Poiché la crescita o la diminuzione dello spread (cioè le speculazioni sui titoli di stato per le quali ogni cittadino è costretto a pagare più tasse) è determinata anche dalle decisioni della Banca d’Italia, un governo che avesse effettivamente a cuore gli interessi nazionali cercherebbe di restituire la sovranità allo stesso, onde poter in ogni momento tornare alla sovranità monetaria.

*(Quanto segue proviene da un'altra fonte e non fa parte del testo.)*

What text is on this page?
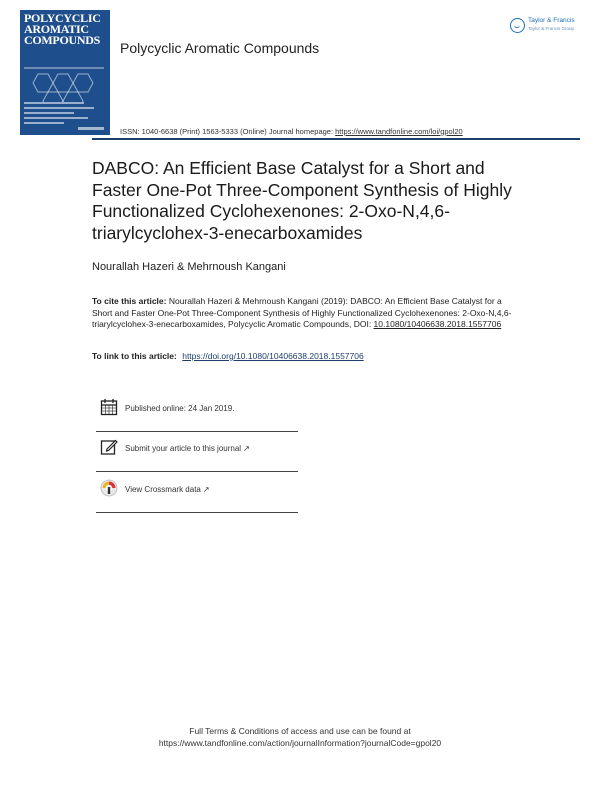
POLYCYCLIC
AROMATIC
COMPOUNDS Polycyclic Aromatic Compounds
Taylor & Francis
Taylor & Francis Group
ISSN: 1040-6638 (Print) 1563-5333 (Online) Journal homepage: https://www.tandfonline.com/loi/gpol20
DABCO: An Efficient Base Catalyst for a Short and Faster One-Pot Three-Component Synthesis of Highly Functionalized Cyclohexenones: 2-Oxo-N,4,6-triarylcyclohex-3-enecarboxamides
Nourallah Hazeri & Mehrnoush Kangani
To cite this article: Nourallah Hazeri & Mehrnoush Kangani (2019): DABCO: An Efficient Base Catalyst for a Short and Faster One-Pot Three-Component Synthesis of Highly Functionalized Cyclohexenones: 2-Oxo-N,4,6-triarylcyclohex-3-enecarboxamides, Polycyclic Aromatic Compounds, DOI: 10.1080/10406638.2018.1557706
To link to this article: https://doi.org/10.1080/10406638.2018.1557706
Published online: 24 Jan 2019.
Submit your article to this journal ↗
View Crossmark data ↗
Full Terms & Conditions of access and use can be found at
https://www.tandfonline.com/action/journalInformation?journalCode=gpol20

Nessuno vede nulla ed i principali partiti tacciono, schernendo come estremisti coloro che tentano di dire che il re è nudo, e, come già avvenne per il porcellum, un anno prima delle elezioni si accordano per cambiare le regole del gioco, modificando la legge elettorale in maniera da mettere a tacere chi protesta, magari dandogli il contentino del cosidetto “diritto di tribuna”, utile solo a loro per continuare a dare al popolo l’illusione della democrazia.
Il porcellum nacque dalla mente del leghista Calderoli. La Lega al governo ha consentito l’assalto alla sovranità nazionale e non si è attivata per rimuovere le lesioni alla stessa provocate dal governo Prodi. Cade Berlusconi e la Lega diviene partito di opposizione: la magistratura indaga e scopre che è vero quello che i giornali hanno pubblicato qualche anno fa, cioè che nel << cerchio magico>> si fanno affari non leciti.
Il tutto mentre alla Camera viene approvato l’emendamento Pini sulla responsabilità dei Giudici di cui si parla in altra parte di questo giornale.
Non sono leghista né andreottiano, ma come non condividere le parole del leader DC, che a pensar male si fa peccato, ma qualche volta si coglie nel segno?